Photo d'Albert Camus prise en 1957 juste après l'annonce de son prix Nobel de littérature. AFP

« Le terrorisme » préoccupe la France et l’Europe depuis le début des années 2000, dans le sillage du 11 septembre 2001. La multiplication d’attentats – revendiqués pour un certain nombre par Al-Qaïda et Daech – au cours de la décennie actuelle a fait de ce terme l’un des plus répandus dans les discours politiques, couvertures médiatiques et conversations courantes de ces zones géographiques, parmi bien d’autres.

Ceci sans que soit généralement interrogée sa définition. Et pour cause : le « terrorisme » fait partie de ces vocables que nous employons en pensant nous entendre sur son sens alors qu’il échappe à une acception stable.

Plus de 250 définitions

Faits symptomatiques, l’ONU n’a pu en proposer une définition qui fasse l’unanimité, les chercheurs Joseph Easson et Alex Schmid ont recensé plus de deux cent cinquante définitions du substantif, et, au sein d’un même territoire, le domaine d’application du mot a fait l’objet d’évolutions remarquables, voire de retournements, au cours de la période contemporaine.

Ainsi la répression vichyste et allemande qualifiait-elle les Résistants de « terroristes » pendant la Seconde Guerre mondiale ; en 1984, Ronald Reagan accueillait à la Maison Blanche des chefs moudjahidines afghans que les États-Unis baptisaient alors « combattants de la liberté ». Point de vue et intérêt du locuteur, contexte historique, circonstances politiques font du « terrorisme » un objet éminemment mouvant. Le penser de manière critique nécessite la prise en considération de questions premières, dont les suivantes : Quels sont les éléments constitutifs du terrorisme ? Où commence-t-il et où finit-il, comparé à d’autres formes de violence politique ? Peut-il jamais être légitime ?

Relire Camus

Albert Camus (1913-1960), écrivain de son état, éclaire en partie ces interrogations à travers deux corpus : d’une part, les interventions et écrits journalistiques, politiques, épistolaires et philosophiques par le biais desquels il intervint dans une histoire européenne et mondiale contemporaine des plus sanglantes ; et, d’autre part, une abondante production littéraire qui se colleta avec le terrorisme au moyen de la représentation fictionnelle.

Ces deux ensembles témoignent d’une compréhension inclusive du terrorisme.
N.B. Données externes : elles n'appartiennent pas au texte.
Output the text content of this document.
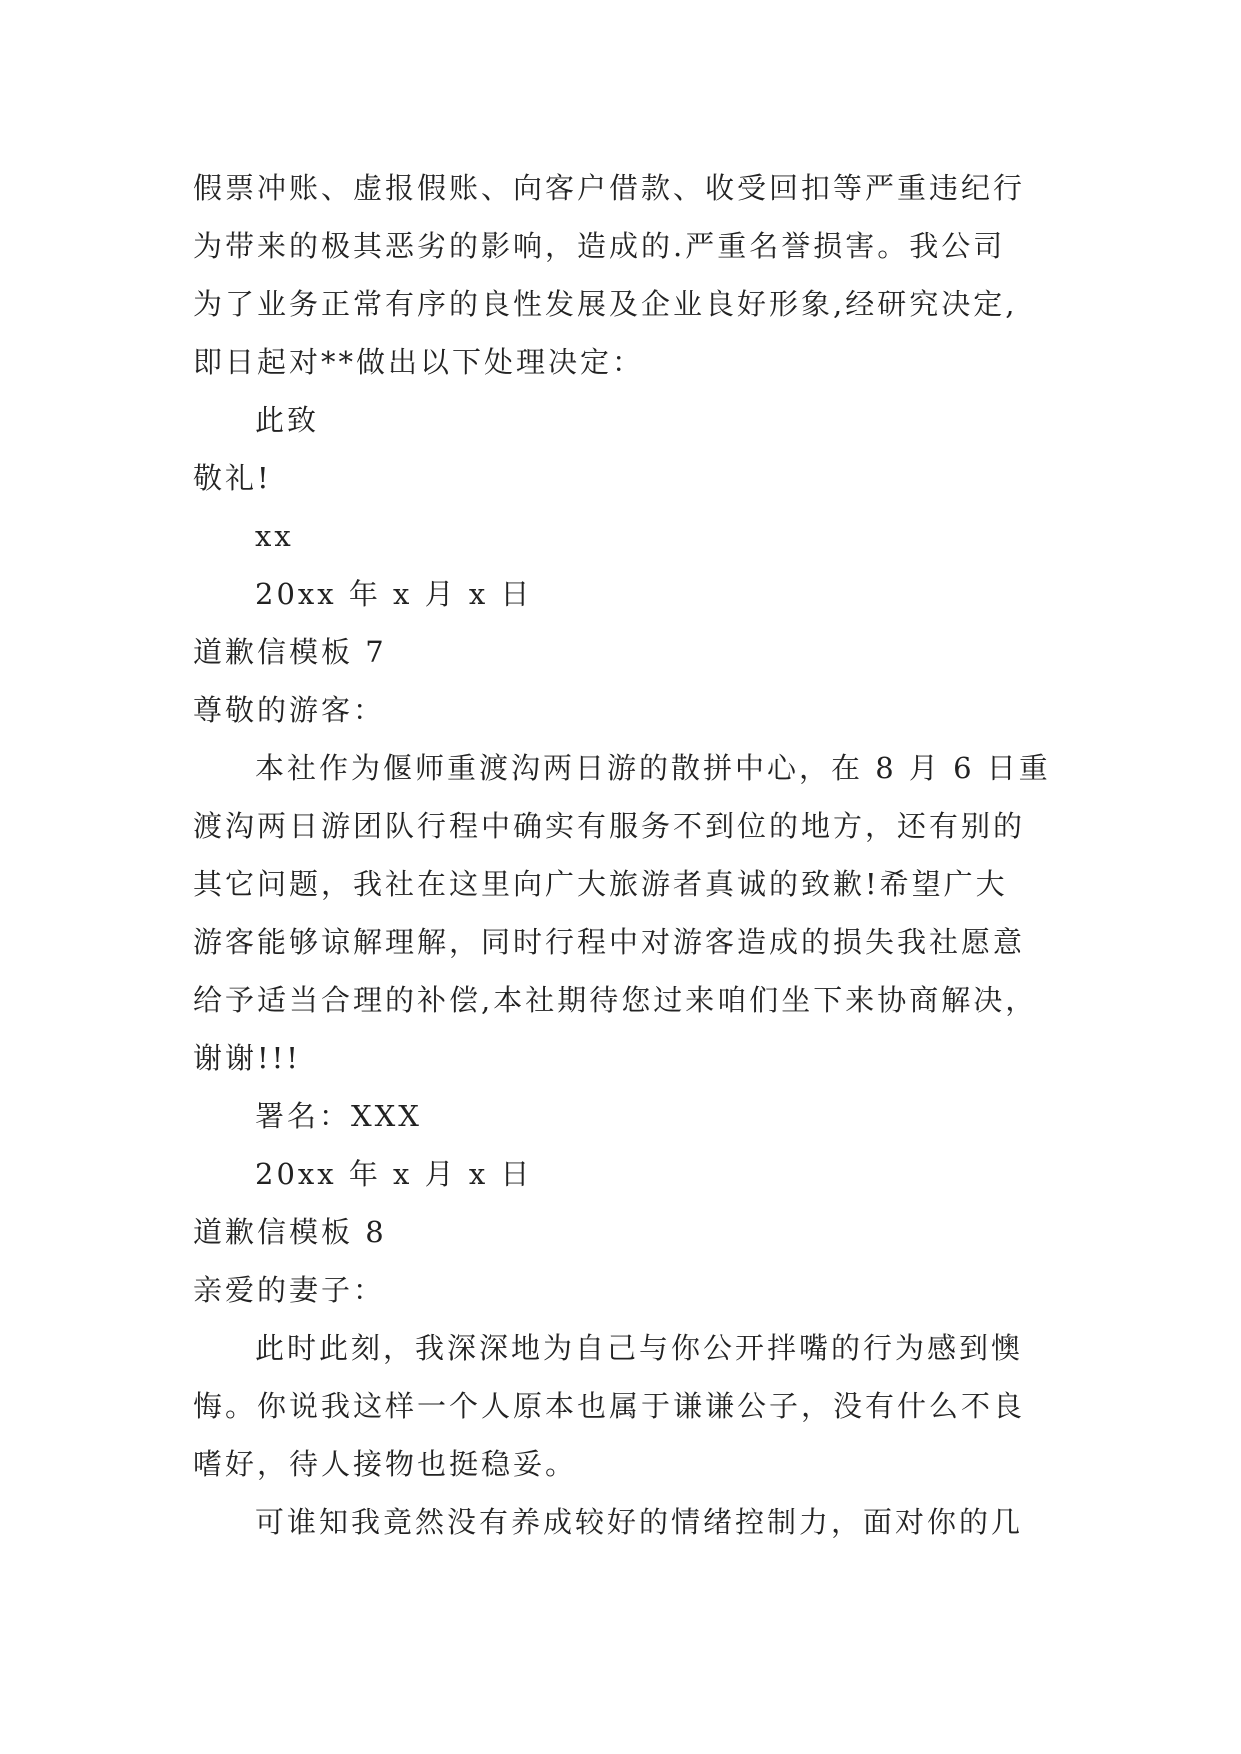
假票冲账、虚报假账、向客户借款、收受回扣等严重违纪行
为带来的极其恶劣的影响，造成的.严重名誉损害。我公司
为了业务正常有序的良性发展及企业良好形象,经研究决定,
即日起对**做出以下处理决定：
此致
敬礼!
xx
20xx 年 x 月 x 日
道歉信模板 7
尊敬的游客：
本社作为偃师重渡沟两日游的散拼中心，在 8 月 6 日重
渡沟两日游团队行程中确实有服务不到位的地方，还有别的
其它问题，我社在这里向广大旅游者真诚的致歉!希望广大
游客能够谅解理解，同时行程中对游客造成的损失我社愿意
给予适当合理的补偿,本社期待您过来咱们坐下来协商解决，
谢谢!!!
署名：XXX
20xx 年 x 月 x 日
道歉信模板 8
亲爱的妻子：
此时此刻，我深深地为自己与你公开拌嘴的行为感到懊
悔。你说我这样一个人原本也属于谦谦公子，没有什么不良
嗜好，待人接物也挺稳妥。
可谁知我竟然没有养成较好的情绪控制力，面对你的几
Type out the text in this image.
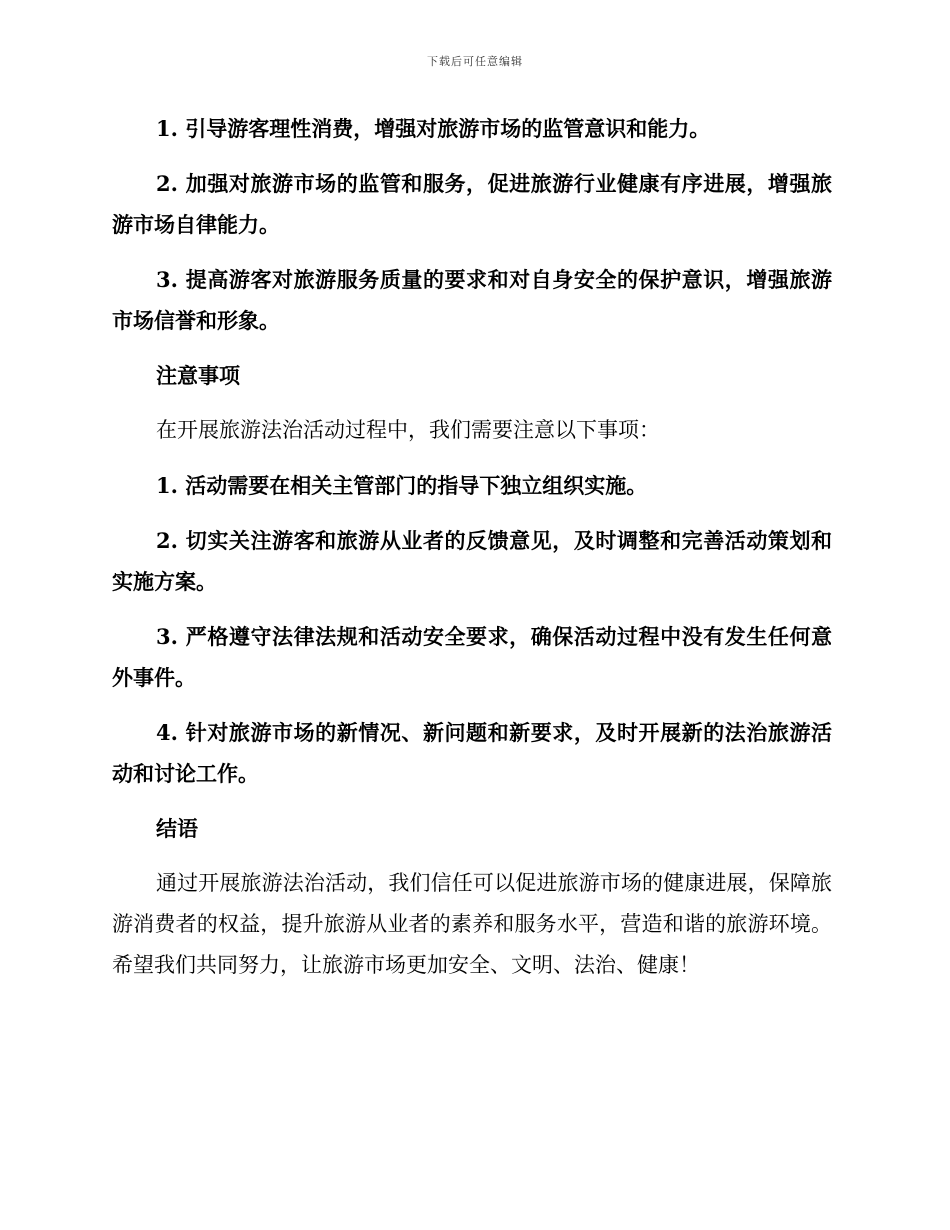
下载后可任意编辑

1. 引导游客理性消费，增强对旅游市场的监管意识和能力。

2. 加强对旅游市场的监管和服务，促进旅游行业健康有序进展，增强旅游市场自律能力。

3. 提高游客对旅游服务质量的要求和对自身安全的保护意识，增强旅游市场信誉和形象。

注意事项

在开展旅游法治活动过程中，我们需要注意以下事项：

1. 活动需要在相关主管部门的指导下独立组织实施。

2. 切实关注游客和旅游从业者的反馈意见，及时调整和完善活动策划和实施方案。

3. 严格遵守法律法规和活动安全要求，确保活动过程中没有发生任何意外事件。

4. 针对旅游市场的新情况、新问题和新要求，及时开展新的法治旅游活动和讨论工作。

结语

通过开展旅游法治活动，我们信任可以促进旅游市场的健康进展，保障旅游消费者的权益，提升旅游从业者的素养和服务水平，营造和谐的旅游环境。希望我们共同努力，让旅游市场更加安全、文明、法治、健康！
L’auteur y combat franquisme, nazisme, fascisme, collaborationnisme, stalinisme, et, pendant la guerre d’Algérie (1954-1962), la violence meurtrière du Front de Libération Nationale visant les civils européens d’Algérie et arabo-berbères, mais également le contre-terrorisme de l’État français – qui eut recours à la torture et au concept de « responsabilité collective » – et les exactions des ultras.

« Le » terrorisme qu’analyse et récuse Camus est donc pluriel. Sous sa plume, le nom fait référence, ici, à des politiques coordonnées par les détenteurs d’un pouvoir en place qui l’assoient ou l’étendent par ce truchement, et là, à une technique subversive clandestine visant à contester un pouvoir établi.

Le terrorisme : affaire d’État aussi

Les terrorismes qu’évoque Camus sont en majorité du premier type. Ils émanent d’appareils dominants – États et partis. L’Homme révolté l’atteste, l’auteur a connaissance des origines modernes, étatiques, du terrorisme, qui datent de la Terreur (1793-1794).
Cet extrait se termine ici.